Rising Auto Rates Affecting ‘Bundle’ Strategy: J.D. Power

Meanwhile, more auto insurance customers than ever are turning to usage-based insurance (UBI) policies to lower their monthly payments. Participation in UBI programs has doubled since 2016, with 16% of auto insurance customers now participating in such programs.

The combined effect of these disruptions to the status quo in the P&C space is a fragmentation of the ultra-valuable Robinsons segment. In theory, that Robinsons family tree, which currently represents an opportunity to bundle a car and a home policy, and maybe even some life insurance and “toy” policies on things like motorcycles and boats, runs the risk of migrating into a less valuable, less loyal segment.

Targeting Lower Value Customer Segments

Progressive has names for these segments too. There are the “Wrights,” who look just like a Robinson, except they are not bundling; the “Dianes,” who rent and have any car and any driver; and the “Sams,” who seem to only have car insurance, are monoline auto policy shoppers but can have multiple cars. Perhaps not surprisingly, customer loyalty and total lifetime value declines for each segment, with the Wright family typically renewing with the same carrier at a rate of 45% and Dianes and Sams showing the highest degrees of price sensitivity and inclination to shop for a new insurer.

It’s clear from Progressive’s strategy playbook that every savvy multi-line personal insurance carrier would much rather bundle the Robinson family tree than watch them unbundle themselves to take advantage of lower-cost UBI programs.
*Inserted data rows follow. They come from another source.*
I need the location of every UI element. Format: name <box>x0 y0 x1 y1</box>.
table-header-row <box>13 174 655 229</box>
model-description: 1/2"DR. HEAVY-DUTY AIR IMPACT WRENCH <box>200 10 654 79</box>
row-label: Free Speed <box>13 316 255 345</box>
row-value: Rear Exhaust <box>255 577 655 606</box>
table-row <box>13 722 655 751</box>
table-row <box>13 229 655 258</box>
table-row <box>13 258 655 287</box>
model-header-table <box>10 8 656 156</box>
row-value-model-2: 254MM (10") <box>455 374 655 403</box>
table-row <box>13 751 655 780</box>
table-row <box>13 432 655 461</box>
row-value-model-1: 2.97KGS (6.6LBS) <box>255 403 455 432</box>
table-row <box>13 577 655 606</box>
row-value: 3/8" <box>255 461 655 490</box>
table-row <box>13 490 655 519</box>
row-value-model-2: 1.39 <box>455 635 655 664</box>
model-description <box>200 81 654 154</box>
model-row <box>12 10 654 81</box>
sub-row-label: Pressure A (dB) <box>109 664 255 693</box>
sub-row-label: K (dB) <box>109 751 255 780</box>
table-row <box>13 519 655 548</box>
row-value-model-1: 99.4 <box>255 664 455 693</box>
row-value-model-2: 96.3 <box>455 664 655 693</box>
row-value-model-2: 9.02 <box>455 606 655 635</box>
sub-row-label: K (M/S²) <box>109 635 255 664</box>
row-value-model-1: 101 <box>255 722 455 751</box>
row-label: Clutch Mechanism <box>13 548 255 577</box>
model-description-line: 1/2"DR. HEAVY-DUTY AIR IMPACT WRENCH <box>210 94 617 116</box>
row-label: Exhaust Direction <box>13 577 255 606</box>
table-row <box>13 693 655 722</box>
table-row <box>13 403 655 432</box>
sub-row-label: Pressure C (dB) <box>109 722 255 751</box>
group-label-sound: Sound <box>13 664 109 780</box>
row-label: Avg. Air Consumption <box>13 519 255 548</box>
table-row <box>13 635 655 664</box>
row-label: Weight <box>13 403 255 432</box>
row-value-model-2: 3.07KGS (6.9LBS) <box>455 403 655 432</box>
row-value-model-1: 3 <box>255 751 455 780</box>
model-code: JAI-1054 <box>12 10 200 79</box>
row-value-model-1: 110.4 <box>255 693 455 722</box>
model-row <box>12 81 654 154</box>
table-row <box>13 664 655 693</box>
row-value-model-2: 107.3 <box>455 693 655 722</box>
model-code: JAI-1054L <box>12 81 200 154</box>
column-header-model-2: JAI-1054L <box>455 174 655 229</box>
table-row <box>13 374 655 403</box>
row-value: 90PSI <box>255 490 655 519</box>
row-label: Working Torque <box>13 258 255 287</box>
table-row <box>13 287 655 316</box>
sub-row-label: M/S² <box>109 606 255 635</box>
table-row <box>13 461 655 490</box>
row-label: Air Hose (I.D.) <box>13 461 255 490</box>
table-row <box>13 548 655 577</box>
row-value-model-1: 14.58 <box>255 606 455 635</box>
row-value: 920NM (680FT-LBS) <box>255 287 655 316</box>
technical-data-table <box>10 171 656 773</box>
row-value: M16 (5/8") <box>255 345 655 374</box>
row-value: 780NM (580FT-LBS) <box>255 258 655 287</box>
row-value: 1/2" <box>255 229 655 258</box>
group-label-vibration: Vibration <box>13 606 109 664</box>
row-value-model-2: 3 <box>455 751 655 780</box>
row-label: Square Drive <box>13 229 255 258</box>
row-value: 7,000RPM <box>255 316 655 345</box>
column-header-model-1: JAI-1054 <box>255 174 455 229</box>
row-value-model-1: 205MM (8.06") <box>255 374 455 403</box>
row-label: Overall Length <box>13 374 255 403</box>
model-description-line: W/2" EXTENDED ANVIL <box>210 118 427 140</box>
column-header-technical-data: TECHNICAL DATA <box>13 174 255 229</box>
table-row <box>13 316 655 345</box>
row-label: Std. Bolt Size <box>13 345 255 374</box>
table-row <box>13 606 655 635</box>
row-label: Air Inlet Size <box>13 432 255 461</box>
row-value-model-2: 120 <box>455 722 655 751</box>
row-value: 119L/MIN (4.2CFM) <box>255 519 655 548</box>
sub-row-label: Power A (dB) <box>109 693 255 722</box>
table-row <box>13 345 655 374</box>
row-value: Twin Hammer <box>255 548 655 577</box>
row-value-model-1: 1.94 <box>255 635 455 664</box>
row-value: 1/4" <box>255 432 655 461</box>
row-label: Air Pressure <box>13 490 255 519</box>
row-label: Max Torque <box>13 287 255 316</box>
But, the current dynamics of the marketplace may have other plans. That puts the focus for insurers squarely on the overall brand experience their customers are receiving—across all lines—and on understanding how changes in one area, such as telematics adoption in an auto policy, can affect the entire customer journey. Bundling small businesses is now a thing too.
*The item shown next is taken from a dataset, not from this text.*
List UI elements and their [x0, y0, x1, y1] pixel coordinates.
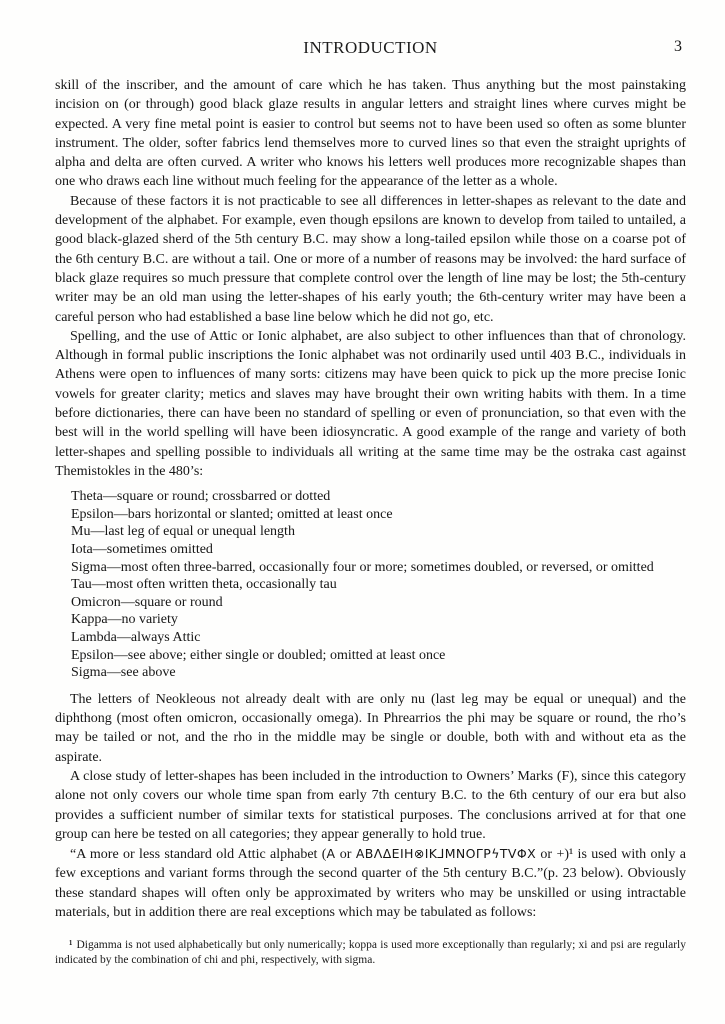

If insurers are going to increase their market share in the valuable Robinsons segment, they’re going to need to track every aspect of the Robinson customer experience and act quickly to address any gaps where they could be losing them to cost pressure or some other variable. In the long run, having loyal customers with multiple policies helps grow total premium faster and with less expenses. Keeping the Robinsons happy means that insurers are going to need to adjust course from their current path, to be household-centric versus product-centric.